Renewed interests in tokenization

Avalanche Foundation rolled out in July a $50 million initiative to purchase tokenized assets created on its layer-1 blockchain.

The initiative, Avalanche Vista, aims to highlight the value of tokenization in different sectors like equity, credit, real estate, and commodities.

US-based Broadridge, a fintech infrastructure company, now facilitates over $1 trillion worth of tokenized repurchase agreements monthly on its Distributed Ledger Repo (DLR) platform.

Late last year, Blackrock CEO Larry Fink called tokenization the “next generation of markets.” Others have called it fintech 2.0.

Regardless, the sudden change of perception is likely due to the emergence of blockchain and smart contracts as viable and adaptable technologies.

Read: Tokenization: Digital power for democratizing investments

DeFi, or decentralized finance, has also accelerated thanks to decentralized lending and yield farming activities. Yield farming earns depositors of tokenized assets rewards (interest) on their deposits into decentralized applications (DApps).

It is conservatively estimated that 2 percent of the global money supply will be tokenized in the next 5 years or the equivalent of $3 trillion. Stablecoins like central bank digital currencies (CBDCs), private market funds, securities and real estate will lead this drive.

Approximately $120 billion of tokenized cash is now in circulation in the form of fully reserved stablecoins. Stablecoin on-chain volumes have routinely exceeded $500 billion monthly.

What assets can we tokenize?

Companies in financial services, retail, music, gaming, and media are continuing to pursue opportunities in Web3, such as tokenized loyalty programs.

The Monetalis group has worked to tokenize RWAs and use them as collateral. The company has tokenized $1.2 billion in treasury bills that blockchain-based credit marketplace Maple Finance uses as collateral.

Investors can even tokenize intellectual property. Anyone earning ad revenues from, say, YouTube, could tokenize that income in the form of a copyright and sell it to a financier. This provides the seller with a loan against future earnings.

Traditional businesses in logistics projects could benefit from tokenization. A grain shipper could expand his loan deals, based on volumes of trade, to not only include banks but also capital from anywhere on the planet, through tokenization.

The Monetary Authority of Singapore is now tokenizing bonds, working with DBS Bank and JP Morgan to do that.

Tokenizing commodities, funds, and stocks

Research from Bank of America revealed that the tokenized market for gold alone surpassed $1 billion, providing exposure to physical gold, 24/7. The trade happens in real-time, where settlements incur no management costs, and traders don’t pay storage or insurance fees.

recent report from Ernst and Young found that 57% of institutional investors want exposure to tokenized assets.

Looking at tokenizing private equity funds, a blockchain can take the place of the fund, while a smart contract can replace the fund manager.
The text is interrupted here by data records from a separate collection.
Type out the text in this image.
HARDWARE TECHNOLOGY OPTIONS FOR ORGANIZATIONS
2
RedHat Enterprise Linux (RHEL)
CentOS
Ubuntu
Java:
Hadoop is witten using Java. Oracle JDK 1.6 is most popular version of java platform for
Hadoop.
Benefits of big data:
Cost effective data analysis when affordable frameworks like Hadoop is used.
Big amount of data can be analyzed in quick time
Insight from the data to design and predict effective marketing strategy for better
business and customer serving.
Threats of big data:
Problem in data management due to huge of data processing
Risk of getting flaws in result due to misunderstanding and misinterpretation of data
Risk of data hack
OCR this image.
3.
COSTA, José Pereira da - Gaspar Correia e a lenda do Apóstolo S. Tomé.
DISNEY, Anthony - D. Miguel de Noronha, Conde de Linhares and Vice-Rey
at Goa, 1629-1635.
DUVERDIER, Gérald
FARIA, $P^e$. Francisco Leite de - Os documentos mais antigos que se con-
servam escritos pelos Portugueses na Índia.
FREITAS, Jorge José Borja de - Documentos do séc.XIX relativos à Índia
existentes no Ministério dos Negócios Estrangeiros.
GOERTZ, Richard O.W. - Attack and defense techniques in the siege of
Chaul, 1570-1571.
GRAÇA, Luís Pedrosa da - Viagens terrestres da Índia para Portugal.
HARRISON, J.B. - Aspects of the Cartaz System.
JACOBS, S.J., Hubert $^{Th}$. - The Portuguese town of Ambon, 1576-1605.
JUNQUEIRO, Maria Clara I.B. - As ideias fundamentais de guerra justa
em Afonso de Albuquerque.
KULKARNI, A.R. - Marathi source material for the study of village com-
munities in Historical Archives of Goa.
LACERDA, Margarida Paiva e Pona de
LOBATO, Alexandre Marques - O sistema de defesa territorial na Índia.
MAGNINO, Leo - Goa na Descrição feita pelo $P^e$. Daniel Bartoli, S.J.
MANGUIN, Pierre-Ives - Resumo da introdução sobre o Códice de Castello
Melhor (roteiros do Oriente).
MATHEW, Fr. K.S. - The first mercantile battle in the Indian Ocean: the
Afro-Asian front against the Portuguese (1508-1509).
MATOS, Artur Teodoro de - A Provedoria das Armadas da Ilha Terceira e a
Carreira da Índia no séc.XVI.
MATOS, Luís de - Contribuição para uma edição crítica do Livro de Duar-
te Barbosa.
This can increase the value of such funds by 1 to 2 percent just on these savings alone.

Stocks can be tokenized allowing fractional ownership of high-quality assets like Tesla or Amazon or Netflix, and allowing the buying or selling of these tokens instantly, 24/7.

And the best part about tokenization is that it comes free of crypto price speculation. The only risk is the one traditionally associated with doing normal business.